Mayor Tornek Focuses on Top Issues of 2020 Mayoral Campaign

“Not a professional politician,’ says Mayor; names fiscal responsibility, homelessness, development, public schools, and Arroyo Seco among his campaign priorities

Published : Monday, October 7, 2019 | 5:06 AM

Pasadena Mayor Terry Tornek shown in May, 2015 as he was about to address his first major public audience as Mayor at the 42nd Annual Pasadena Mayor’s Interfaith Prayer Breakfast.

Editor’s Note: So far there are three officially declared Pasadena mayoral candidates for the March 3, 2020 elections — current Mayor Terry Tornek, District 5 Councilmember Victor Gordo, and political unknown Major Williams. Pasadena Now  has reached out to interview each candidate to ask each what he believes are the key issues facing Pasadena today, issues that will drive their campaigns and shape the Mayor’s race. Today we present the first report, focusing on Mayor Tornek’s perspective.


Pasadena Mayor Terry Tornek said Friday there are ongoing, pressing issues that have driven his work as the City’s top elected official and which will play roles in the upcoming election.

“There are issues that relate to fiscal responsibility,” he said, “and making sure that we continue to be in a strong financial position. There are issues that relate to supporting the public school system, to make sure that they can improve, and really create a first-rate public education environment in Pasadena.”

There are also environmental issues, said Tornek, including the initiative he has launched to revitalize the Arroyo Seco, as well as “issues that relate to continuing to make progress on homelessness in the city,” he said.

Tornek also acknowledged what he called the “speed and the intensity of new development in the city.”

Finally, Tornek included local efforts to reclaim the property that would once have been the 710 Freeway extension.

“These are all things that I’ve been working on for these years that I think I’ve made some progress on,” said Tornek, “that I want to be sure I can at least move further down the field and get firmly established, in terms of moving into the future.”

Tornek took office in April 2015, after defeating Jacque Robinson, and is only the city’s second city-wide elected mayor in modern times. Previously, the Mayoral position was rotated among Councilmembers.

While confident in the work he has done on behalf of the city, Tornek is reluctant to take too much credit for any of Pasadena’s recent accomplishments.

Said Tornek, “I think we’ve made good progress on these issues and a lot of others. But, the way it works in Pasadena, you can’t — I can’t — take credit for any of them individually, I don’t think. There are a lot of people, staff people, and members of the City Council, that have been deeply engaged in these issues. But I do think that I’ve provided significant leadership on these issues and so I can take some credit for it.”

Tornek is also quick to credit his own preparation in working through the City’s issues over the past four years, however, saying, “I like to be the best-prepared person in the room when these issues are discussed. I always do my homework. I try to read everything. So, preparation is a big part of it.”

Tornek added that he thinks he has “a pretty good feeling” for what the issues are, “Because, God knows, I get enough emails and I’ve talked to enough people day in and day out.”

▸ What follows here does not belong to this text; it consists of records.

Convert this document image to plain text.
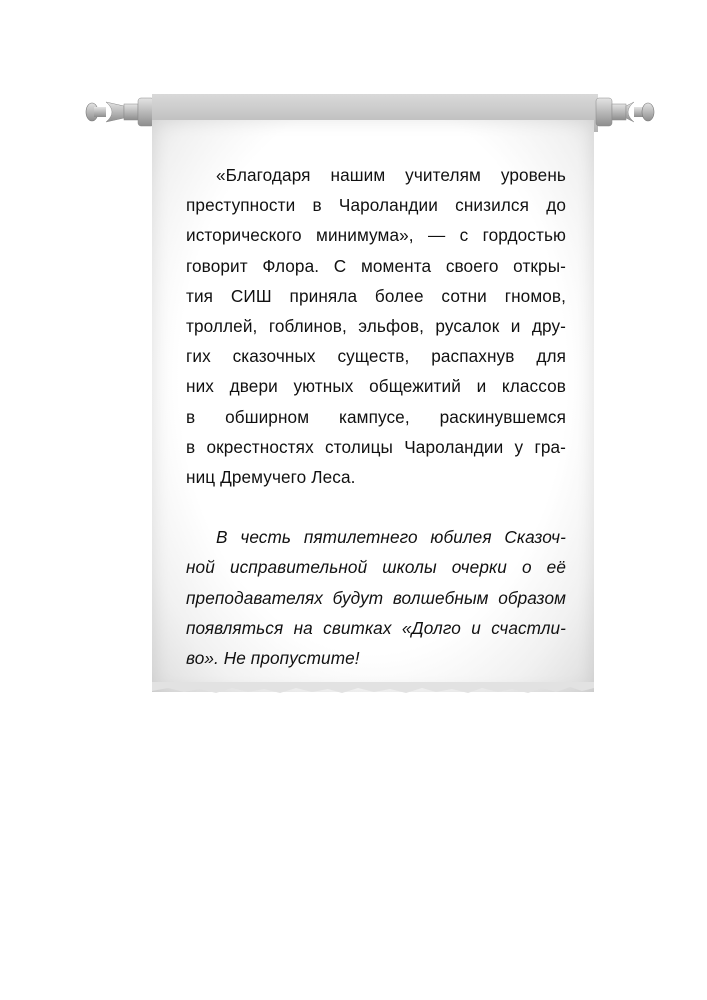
«Благодаря нашим учителям уровень
преступности в Чароландии снизился до
исторического минимума», — с гордостью
говорит Флора. С момента своего откры-
тия СИШ приняла более сотни гномов,
троллей, гоблинов, эльфов, русалок и дру-
гих сказочных существ, распахнув для
них двери уютных общежитий и классов
в обширном кампусе, раскинувшемся
в окрестностях столицы Чароландии у гра-
ниц Дремучего Леса.
В честь пятилетнего юбилея Сказоч-
ной исправительной школы очерки о её
преподавателях будут волшебным образом
появляться на свитках «Долго и счастли-
во». Не пропустите!
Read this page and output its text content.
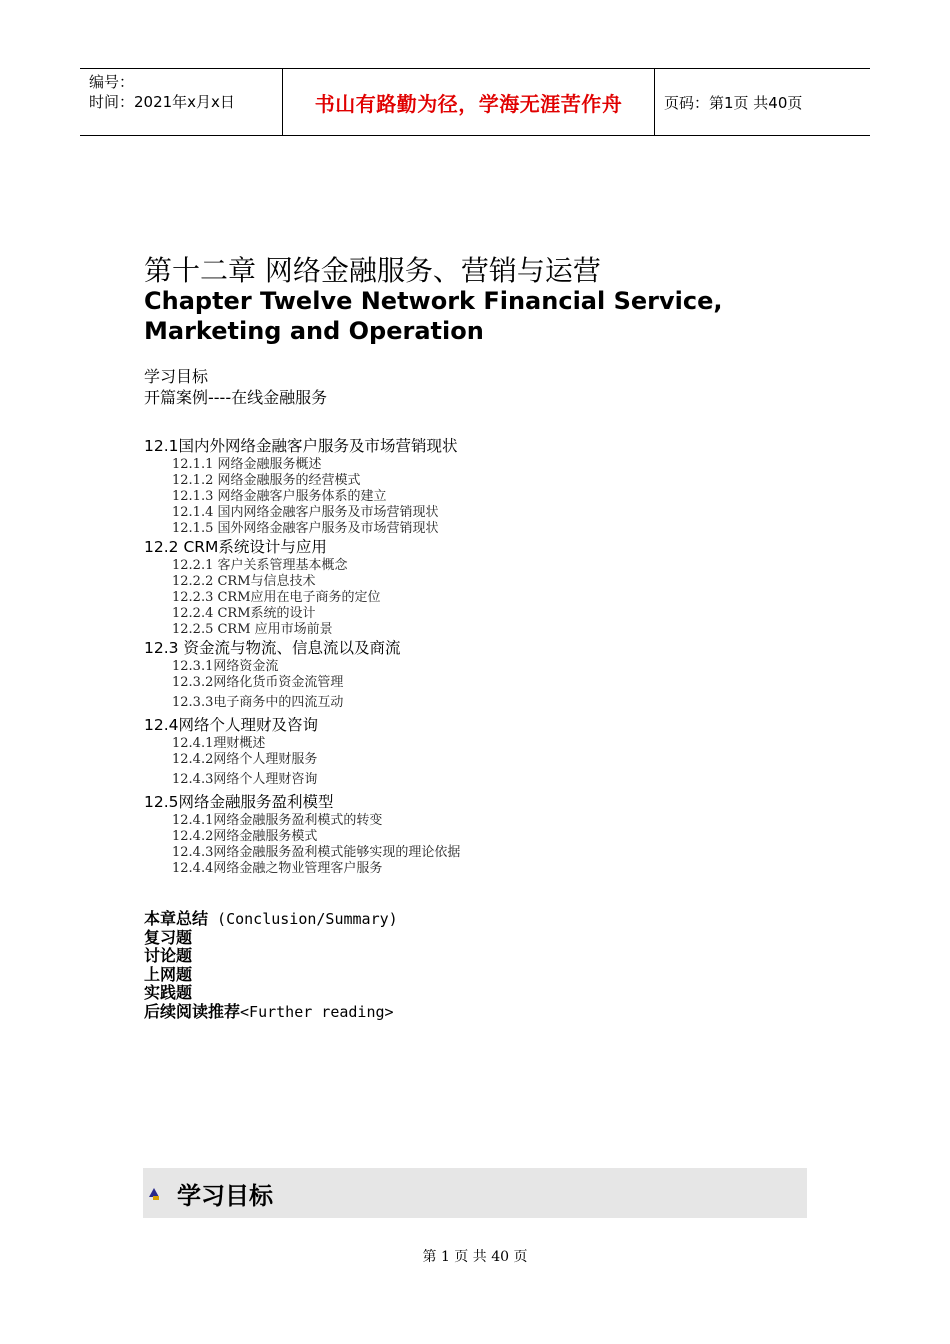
编号：
时间：2021年x月x日	书山有路勤为径，学海无涯苦作舟	页码：第1页 共40页
第十二章 网络金融服务、营销与运营
Chapter Twelve Network Financial Service, Marketing and Operation
学习目标
开篇案例----在线金融服务
12.1国内外网络金融客户服务及市场营销现状
12.1.1 网络金融服务概述
12.1.2 网络金融服务的经营模式
12.1.3 网络金融客户服务体系的建立
12.1.4 国内网络金融客户服务及市场营销现状
12.1.5 国外网络金融客户服务及市场营销现状
12.2 CRM系统设计与应用
12.2.1 客户关系管理基本概念
12.2.2 CRM与信息技术
12.2.3 CRM应用在电子商务的定位
12.2.4 CRM系统的设计
12.2.5 CRM 应用市场前景
12.3 资金流与物流、信息流以及商流
12.3.1网络资金流
12.3.2网络化货币资金流管理
12.3.3电子商务中的四流互动
12.4网络个人理财及咨询
12.4.1理财概述
12.4.2网络个人理财服务
12.4.3网络个人理财咨询
12.5网络金融服务盈利模型
12.4.1网络金融服务盈利模式的转变
12.4.2网络金融服务模式
12.4.3网络金融服务盈利模式能够实现的理论依据
12.4.4网络金融之物业管理客户服务
本章总结 (Conclusion/Summary)
复习题
讨论题
上网题
实践题
后续阅读推荐<Further reading>
学习目标
第 1 页 共 40 页
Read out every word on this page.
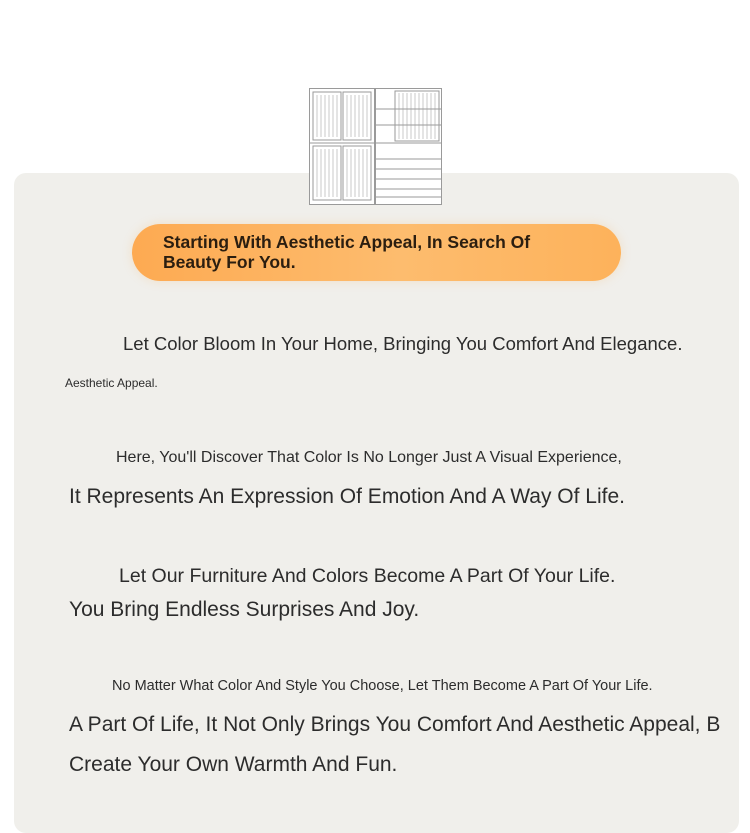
Starting With Aesthetic Appeal, In Search Of Beauty For You.
Let Color Bloom In Your Home, Bringing You Comfort And Elegance.
Aesthetic Appeal.
Here, You'll Discover That Color Is No Longer Just A Visual Experience,
It Represents An Expression Of Emotion And A Way Of Life.
Let Our Furniture And Colors Become A Part Of Your Life.
You Bring Endless Surprises And Joy.
No Matter What Color And Style You Choose, Let Them Become A Part Of Your Life.
A Part Of Life, It Not Only Brings You Comfort And Aesthetic Appeal, B
Create Your Own Warmth And Fun.
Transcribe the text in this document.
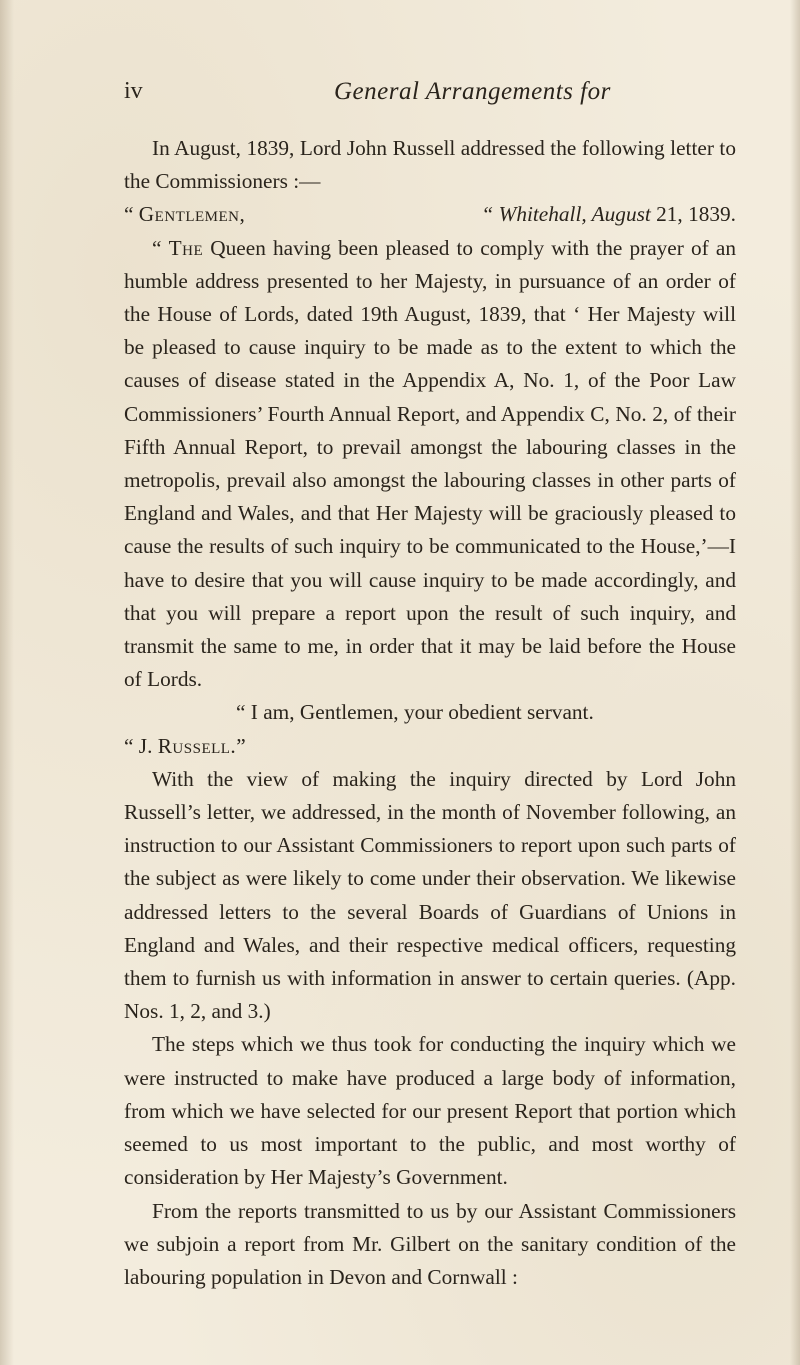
iv	General Arrangements for

In August, 1839, Lord John Russell addressed the following letter to the Commissioners :—

“ Gentlemen,	“ Whitehall, August 21, 1839.

“ The Queen having been pleased to comply with the prayer of an humble address presented to her Majesty, in pursuance of an order of the House of Lords, dated 19th August, 1839, that ‘ Her Majesty will be pleased to cause inquiry to be made as to the extent to which the causes of disease stated in the Appendix A, No. 1, of the Poor Law Commissioners’ Fourth Annual Report, and Appendix C, No. 2, of their Fifth Annual Report, to prevail amongst the labouring classes in the metropolis, prevail also amongst the labouring classes in other parts of England and Wales, and that Her Majesty will be graciously pleased to cause the results of such inquiry to be communicated to the House,’—I have to desire that you will cause inquiry to be made accordingly, and that you will prepare a report upon the result of such inquiry, and transmit the same to me, in order that it may be laid before the House of Lords.

“ I am, Gentlemen, your obedient servant.

“ J. Russell.”

With the view of making the inquiry directed by Lord John Russell’s letter, we addressed, in the month of November following, an instruction to our Assistant Commissioners to report upon such parts of the subject as were likely to come under their observation. We likewise addressed letters to the several Boards of Guardians of Unions in England and Wales, and their respective medical officers, requesting them to furnish us with information in answer to certain queries. (App. Nos. 1, 2, and 3.)

The steps which we thus took for conducting the inquiry which we were instructed to make have produced a large body of information, from which we have selected for our present Report that portion which seemed to us most important to the public, and most worthy of consideration by Her Majesty’s Government.

From the reports transmitted to us by our Assistant Commissioners we subjoin a report from Mr. Gilbert on the sanitary condition of the labouring population in Devon and Cornwall :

The Mayor has yet to even hold an official campaign fundraiser, but campaign-wise, he has already begun talking to constituents on specific issues, something he calls “a big part of leadership.”

“It’s taking the information that you’ve gleaned from studying the issue and listening to what the people have to say,” said Tornek, “and then making a decision that serves the best long-term interests of the city.”

Tornek, a former City planner, is also quick to point out that he doesn’t consider himself “a professional politician.”

As he explained, “I have no aspirations beyond being mayor of the city. I’m not angling for moving up to some other office, on a statewide basis or anything like that. All I ever wanted to be was, was Mayor of Pasadena and that’s where I will end my political career.”

Tornek continued, “My job is to continue to work hard on what I think the people care about, and explain why I’ve done what I’ve done, and what I hope to do, and then letting them decide”

But every candidate campaigns, or else they aren’t a candidate for very long.

As Tornek allowed, “I look forward to the campaign and I like the opportunity. I have walked every year even when in non-campaign years, but obviously I’m walking much more intensely now, and so I find that to be both exhausting and exhilarating.”